And grim as that outlook is, Chapman predicts that there is also another possibility, remote but much more serious — the Greenland and Antarctic ice cores and other evidence show that for the past several million years, severe glaciation has almost always afflicted our planet and under normal conditions, most of North America and Europe are buried under about 1.5 km of ice.

This bitterly frigid climate is interrupted occasionally by brief warm interglacials, typically lasting less than 10,000 years.

The present interglacial period we have enjoyed throughout recorded human history, called the Holocene, began 11,000 years ago, so an ice age is overdue. And glaciation can occur quickly: The required decline in global temperature is about 12 C and it can happen in 20 years.

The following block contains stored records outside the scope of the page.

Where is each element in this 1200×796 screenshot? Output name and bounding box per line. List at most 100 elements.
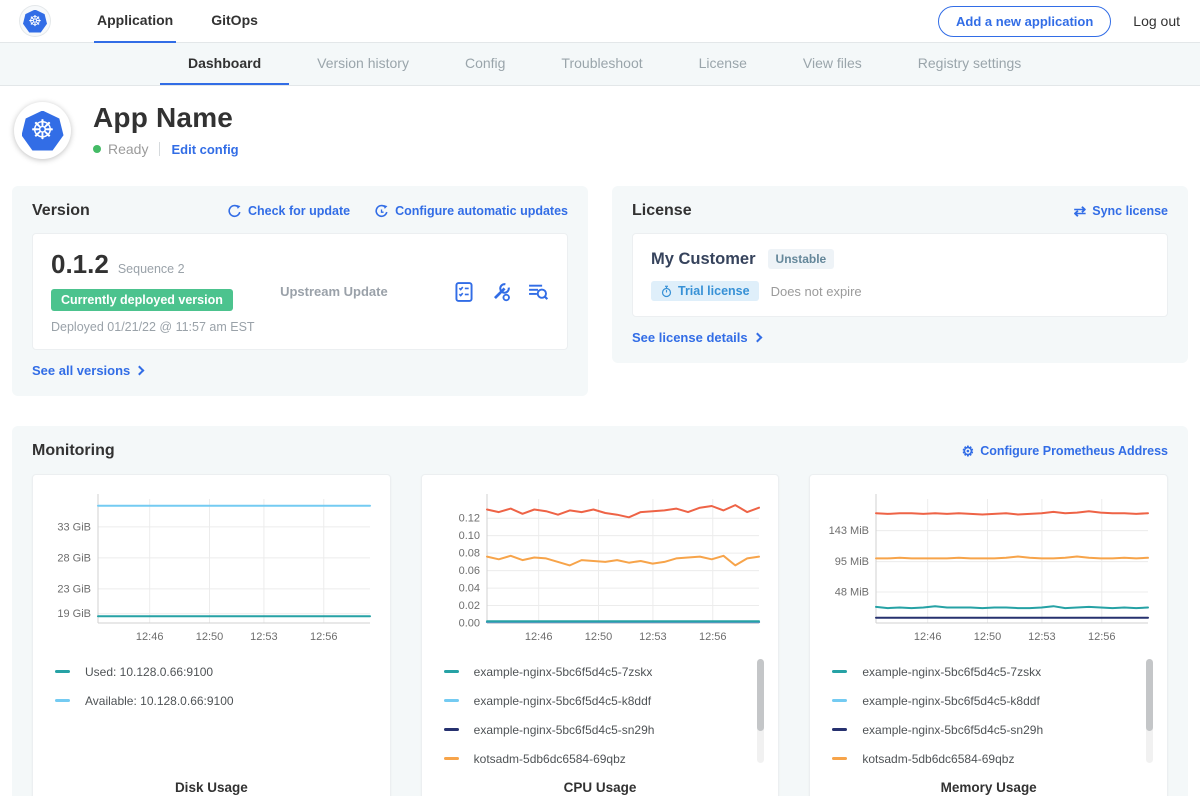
- schedule-update-icon: [374, 204, 389, 219]
- legend-color-dash: [832, 757, 847, 760]
- license-type-badge: Trial license: [651, 281, 759, 301]
- top-navbar: ☸ Application GitOps Add a new applicati…: [0, 0, 1200, 43]
- logout-link[interactable]: Log out: [1133, 13, 1180, 29]
- svg-text:12:50: 12:50: [585, 631, 613, 643]
- legend-label: example-nginx-5bc6f5d4c5-sn29h: [862, 723, 1043, 737]
- legend-color-dash: [832, 728, 847, 731]
- legend-label: example-nginx-5bc6f5d4c5-7zskx: [474, 665, 653, 679]
- svg-text:28 GiB: 28 GiB: [58, 552, 92, 564]
- svg-text:33 GiB: 33 GiB: [58, 521, 92, 533]
- legend-item: example-nginx-5bc6f5d4c5-k8ddf: [832, 686, 1155, 715]
- edit-config-icon[interactable]: [490, 281, 512, 303]
- svg-text:12:56: 12:56: [699, 631, 727, 643]
- chart-title: Memory Usage: [822, 780, 1155, 795]
- tab-config[interactable]: Config: [437, 43, 533, 85]
- topnav-tabs: Application GitOps: [94, 0, 293, 43]
- svg-text:12:56: 12:56: [310, 631, 338, 643]
- sync-license-button[interactable]: ⇄ Sync license: [1074, 204, 1168, 219]
- legend-item: kotsadm-5db6dc6584-69qbz: [832, 744, 1155, 773]
- tab-view-files[interactable]: View files: [775, 43, 890, 85]
- svg-text:0.02: 0.02: [459, 600, 480, 612]
- customer-name: My Customer: [651, 250, 756, 269]
- legend-color-dash: [444, 670, 459, 673]
- svg-text:0.12: 0.12: [459, 513, 480, 525]
- configure-prometheus-button[interactable]: ⚙ Configure Prometheus Address: [962, 444, 1168, 458]
- legend-color-dash: [55, 699, 70, 702]
- kubernetes-logo: ☸: [20, 6, 50, 36]
- disk-usage-legend: Used: 10.128.0.66:9100 Available: 10.128.…: [45, 657, 378, 776]
- stopwatch-icon: [660, 285, 673, 298]
- divider: [159, 142, 160, 156]
- legend-scrollbar[interactable]: [757, 659, 764, 763]
- svg-text:12:50: 12:50: [973, 631, 1001, 643]
- legend-item: example-nginx-5bc6f5d4c5-k8ddf: [444, 686, 767, 715]
- legend-color-dash: [832, 699, 847, 702]
- app-header: ☸ App Name Ready Edit config: [0, 86, 1200, 173]
- legend-label: kotsadm-5db6dc6584-69qbz: [862, 752, 1014, 766]
- svg-text:19 GiB: 19 GiB: [58, 608, 92, 620]
- sync-icon: ⇄: [1074, 204, 1087, 219]
- svg-text:0.06: 0.06: [459, 565, 480, 577]
- check-for-update-button[interactable]: Check for update: [227, 204, 350, 219]
- svg-text:48 MiB: 48 MiB: [834, 587, 868, 599]
- deployed-status-badge: Currently deployed version: [51, 289, 233, 311]
- legend-color-dash: [832, 670, 847, 673]
- app-subnav: Dashboard Version history Config Trouble…: [0, 43, 1200, 86]
- edit-config-link[interactable]: Edit config: [171, 142, 238, 157]
- chart-title: CPU Usage: [434, 780, 767, 795]
- license-card: License ⇄ Sync license My Customer Unsta…: [612, 186, 1188, 363]
- svg-text:12:46: 12:46: [525, 631, 553, 643]
- chevron-right-icon: [135, 366, 145, 376]
- svg-text:12:46: 12:46: [914, 631, 942, 643]
- legend-color-dash: [55, 670, 70, 673]
- refresh-icon: [227, 204, 242, 219]
- configure-automatic-updates-button[interactable]: Configure automatic updates: [374, 204, 568, 219]
- chevron-right-icon: [752, 333, 762, 343]
- svg-text:12:53: 12:53: [1028, 631, 1056, 643]
- svg-text:0.04: 0.04: [459, 583, 480, 595]
- svg-text:12:56: 12:56: [1088, 631, 1116, 643]
- tab-troubleshoot[interactable]: Troubleshoot: [533, 43, 670, 85]
- page-title: App Name: [93, 102, 239, 134]
- license-expiry: Does not expire: [771, 284, 862, 299]
- chart-title: Disk Usage: [45, 780, 378, 795]
- svg-text:12:53: 12:53: [639, 631, 667, 643]
- svg-text:12:46: 12:46: [136, 631, 164, 643]
- preflight-checks-icon[interactable]: [453, 281, 475, 303]
- legend-label: example-nginx-5bc6f5d4c5-7zskx: [862, 665, 1041, 679]
- gear-icon: ⚙: [962, 444, 975, 458]
- tab-version-history[interactable]: Version history: [289, 43, 437, 85]
- tab-registry-settings[interactable]: Registry settings: [890, 43, 1049, 85]
- tab-gitops[interactable]: GitOps: [208, 0, 261, 43]
- svg-text:0.08: 0.08: [459, 548, 480, 560]
- sequence-label: Sequence 2: [118, 262, 185, 276]
- cpu-usage-chart: 12:4612:5012:5312:560.000.020.040.060.08…: [435, 489, 765, 649]
- deployed-timestamp: Deployed 01/21/22 @ 11:57 am EST: [51, 320, 280, 334]
- legend-item: Available: 10.128.0.66:9100: [55, 686, 378, 715]
- legend-item: example-nginx-5bc6f5d4c5-7zskx: [444, 657, 767, 686]
- tab-application[interactable]: Application: [94, 0, 176, 43]
- legend-label: Available: 10.128.0.66:9100: [85, 694, 234, 708]
- memory-usage-chart-card: 12:4612:5012:5312:5648 MiB95 MiB143 MiB …: [809, 474, 1168, 796]
- svg-text:95 MiB: 95 MiB: [834, 556, 868, 568]
- legend-item: example-nginx-5bc6f5d4c5-7zskx: [832, 657, 1155, 686]
- svg-text:0.10: 0.10: [459, 530, 480, 542]
- version-source: Upstream Update: [280, 284, 453, 299]
- memory-usage-legend: example-nginx-5bc6f5d4c5-7zskx example-ng…: [822, 657, 1155, 776]
- see-all-versions-link[interactable]: See all versions: [32, 363, 143, 378]
- legend-label: example-nginx-5bc6f5d4c5-k8ddf: [474, 694, 651, 708]
- see-license-details-link[interactable]: See license details: [632, 330, 761, 345]
- legend-scrollbar[interactable]: [1146, 659, 1153, 763]
- tab-dashboard[interactable]: Dashboard: [160, 43, 289, 85]
- deploy-logs-icon[interactable]: [527, 281, 549, 303]
- tab-license[interactable]: License: [671, 43, 775, 85]
- legend-label: example-nginx-5bc6f5d4c5-sn29h: [474, 723, 655, 737]
- version-card-title: Version: [32, 202, 90, 220]
- legend-label: Used: 10.128.0.66:9100: [85, 665, 213, 679]
- add-new-application-button[interactable]: Add a new application: [938, 6, 1111, 37]
- kubernetes-wheel-icon: ☸: [30, 117, 54, 144]
- monitoring-title: Monitoring: [32, 442, 115, 460]
- legend-color-dash: [444, 757, 459, 760]
- disk-usage-chart-card: 12:4612:5012:5312:5619 GiB23 GiB28 GiB33…: [32, 474, 391, 796]
- app-status: Ready: [108, 141, 148, 157]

His conclusions: "The next descent into an ice age is inevitable but may not happen for another 1,000 years. On the other hand, it must be noted that the cooling in 2007 was even faster than in typical glacial transitions. If it continued for 20 years, the temperature would be 14 C cooler in 2027."

By then, he writes, "most of the advanced nations would have ceased to exist, vanishing under the ice, and the rest of the world would be faced with a catastrophe beyond imagining."

"All those urging action to curb global warming need to take off the blinders and give some thought to what we should do if we are facing global cooling instead," he writes. "It will be difficult for people to face the truth when their reputations, careers, government grants or hopes for social change depend on global warming, but the fate of civilisation may be at stake."